Australian Acts Are Hard to Find on ARIA Year-End 2024 Charts

Australian Acts Are Hard to Find on ARIA Year-End 2024 Charts

American’s music community, led by Taylor Swift and Benson Boone, dominates the ARIA year-end charts for 2024, while homegrown recording artists are few and far between.

Boone’s breakthrough “Beautiful Things” tops out on the ARIA Top 100 Singles for 2024, and is one of nine America-originated songs in the top ten; Irishman Hozier prevents a clean sweep, with “Too Sweet” appearing at No. 8.

Just five recordings from the land Down Under appear on that particular list. That’s 5% of the total, when, a decade ago, the Australian contingent would regularly rack up 10-15% of the top 100.

Leading the way is Vance Joy’s 16-times platinum certified hit from 2013, “Riptide,” coming in at No. 24. Cyril’s reimagining of Chris Norman and Suzi Quatro’s “Stumblin’ In” appears at No. 29, superstar DJ and producer Dom Dolla’s “Saving Up” drops in at No. 50, and the Kid Laroi bags a brace with “Nights Like This” at No. 84 and his 17-times platinum collaboration with Justin Bieber, “Stay,” originally released in 2021, at No. 96.

Taylor Swift’s The Tortured Poets Department tops the leaderboard on the ARIA Top 100 Albums for 2024, which, like the singles chart is dominated by U.S. acts, according for nine of the top 10. The exception is Canadian R&B star The Weeknd, whose hits collection The Highlights is at No. 4.

Just three domestic creations impact the top 100, or 3%. The highest-ranked Australian LP is Cold Chisel’s career retrospective, 50 Years – The Best Of, which sits at No. 44. The Kid Laroi’s debut full-length album The First Time is at No. 67, and another greatest hits effort, INXS’ evergreen, diamond-certified The Very Best is at No. 81.

TayTay lands more titles in the top 10 (four) than the entire music community of Australia manages in the top 100.  

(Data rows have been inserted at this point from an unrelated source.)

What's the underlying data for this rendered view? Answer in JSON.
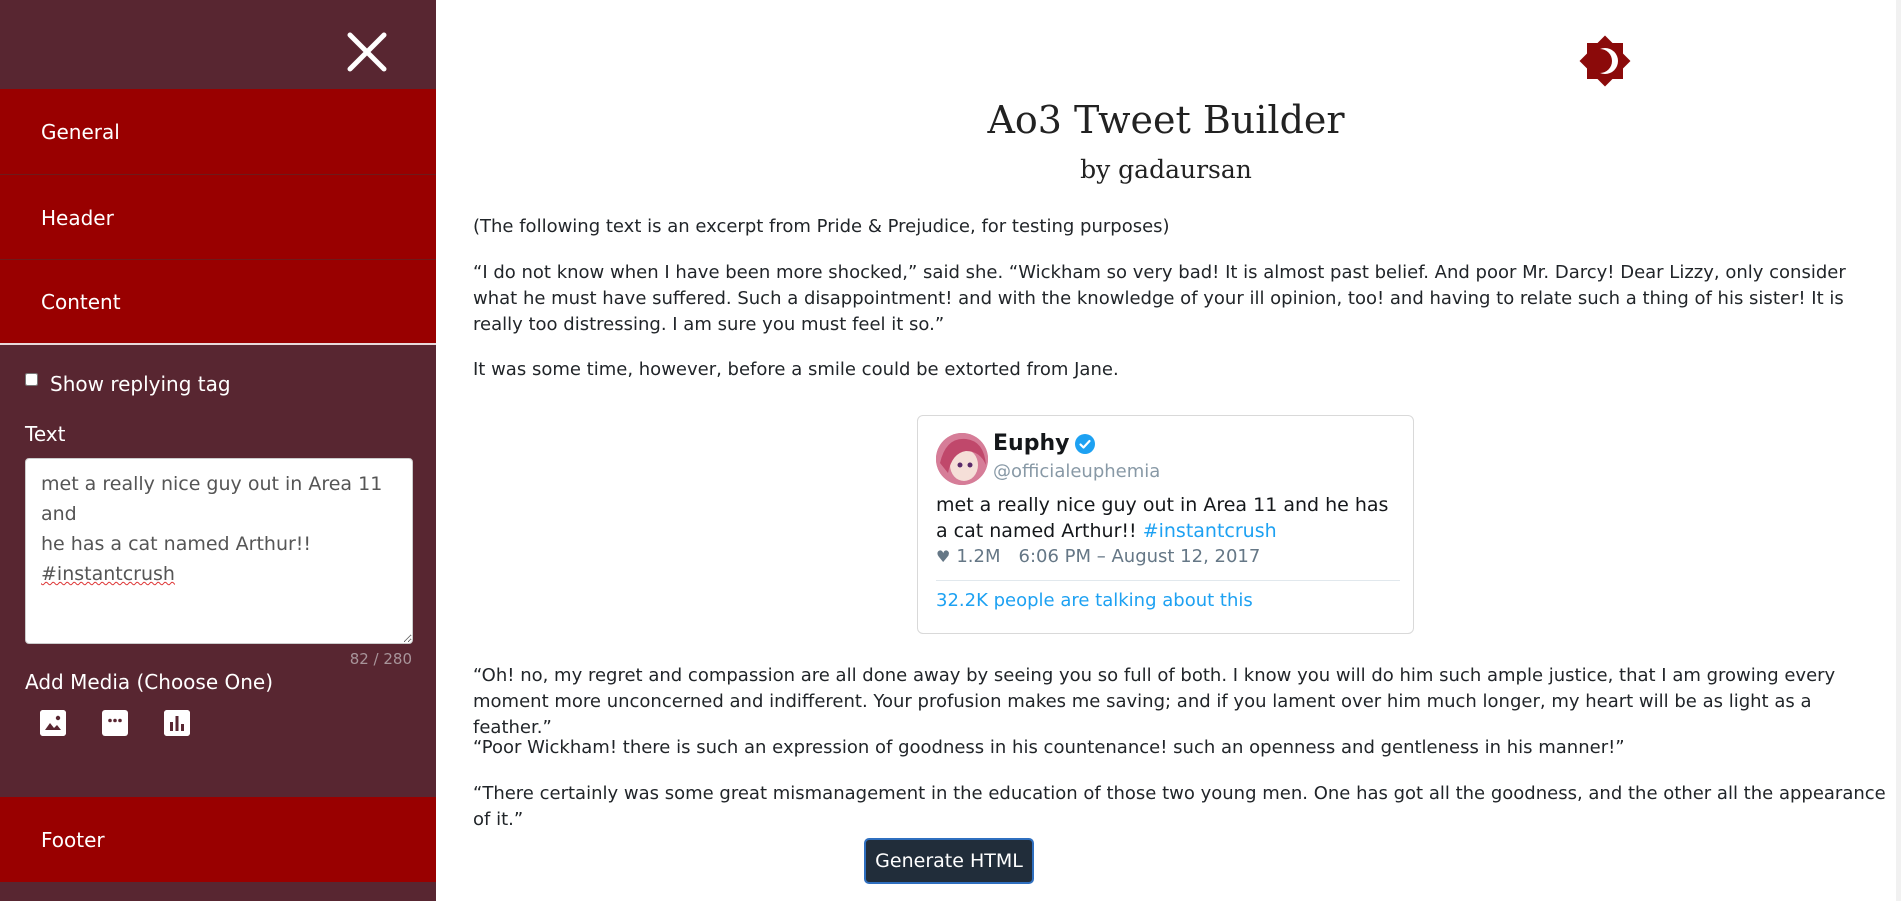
{
  "sidebar": {
    "nav": {
      "general": "General",
      "header": "Header",
      "content": "Content",
      "footer": "Footer"
    },
    "content_panel": {
      "replying_tag_label": "Show replying tag",
      "replying_tag_checked": false,
      "text_label": "Text",
      "text_line1": "met a really nice guy out in Area 11 and",
      "text_line2": "he has a cat named Arthur!!",
      "text_line3": "#instantcrush",
      "char_counter": "82 / 280",
      "media_label": "Add Media (Choose One)",
      "media_icons": [
        "image-icon",
        "quote-icon",
        "poll-icon"
      ]
    }
  },
  "main": {
    "title": "Ao3 Tweet Builder",
    "subtitle": "by gadaursan",
    "paragraphs_before": [
      "(The following text is an excerpt from Pride & Prejudice, for testing purposes)",
      "“I do not know when I have been more shocked,” said she. “Wickham so very bad! It is almost past belief. And poor Mr. Darcy! Dear Lizzy, only consider what he must have suffered. Such a disappointment! and with the knowledge of your ill opinion, too! and having to relate such a thing of his sister! It is really too distressing. I am sure you must feel it so.”",
      "It was some time, however, before a smile could be extorted from Jane."
    ],
    "tweet": {
      "name": "Euphy",
      "handle": "@officialeuphemia",
      "text": "met a really nice guy out in Area 11 and he has a cat named Arthur!!",
      "hashtag": "#instantcrush",
      "likes": "1.2M",
      "timestamp": "6:06 PM – August 12, 2017",
      "talking": "32.2K people are talking about this"
    },
    "paragraphs_after": [
      "“Oh! no, my regret and compassion are all done away by seeing you so full of both. I know you will do him such ample justice, that I am growing every moment more unconcerned and indifferent. Your profusion makes me saving; and if you lament over him much longer, my heart will be as light as a feather.”",
      "“Poor Wickham! there is such an expression of goodness in his countenance! such an openness and gentleness in his manner!”",
      "“There certainly was some great mismanagement in the education of those two young men. One has got all the goodness, and the other all the appearance of it.”"
    ],
    "generate_button": "Generate HTML"
  },
  "colors": {
    "sidebar_bg": "#582631",
    "nav_bg": "#990000",
    "link_blue": "#1da1f2",
    "button_bg": "#212d3a"
  }
}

The so-called discoverability problem plaguing the Australian music community isn’t an easy fix, though no shortage of solutions have been presented by the industry. Among them, Music Australia’s funding initiative the Music Australia Record Label Development Scheme, which is designed to support homegrown labels that are “actively discovering, developing, and promoting local talent”; the AAM’s Michael’s Rule, a policy that would ensure at least one local artist would be among the support acts on every tour; and the ongoing (and contentious) discussion on content quotas.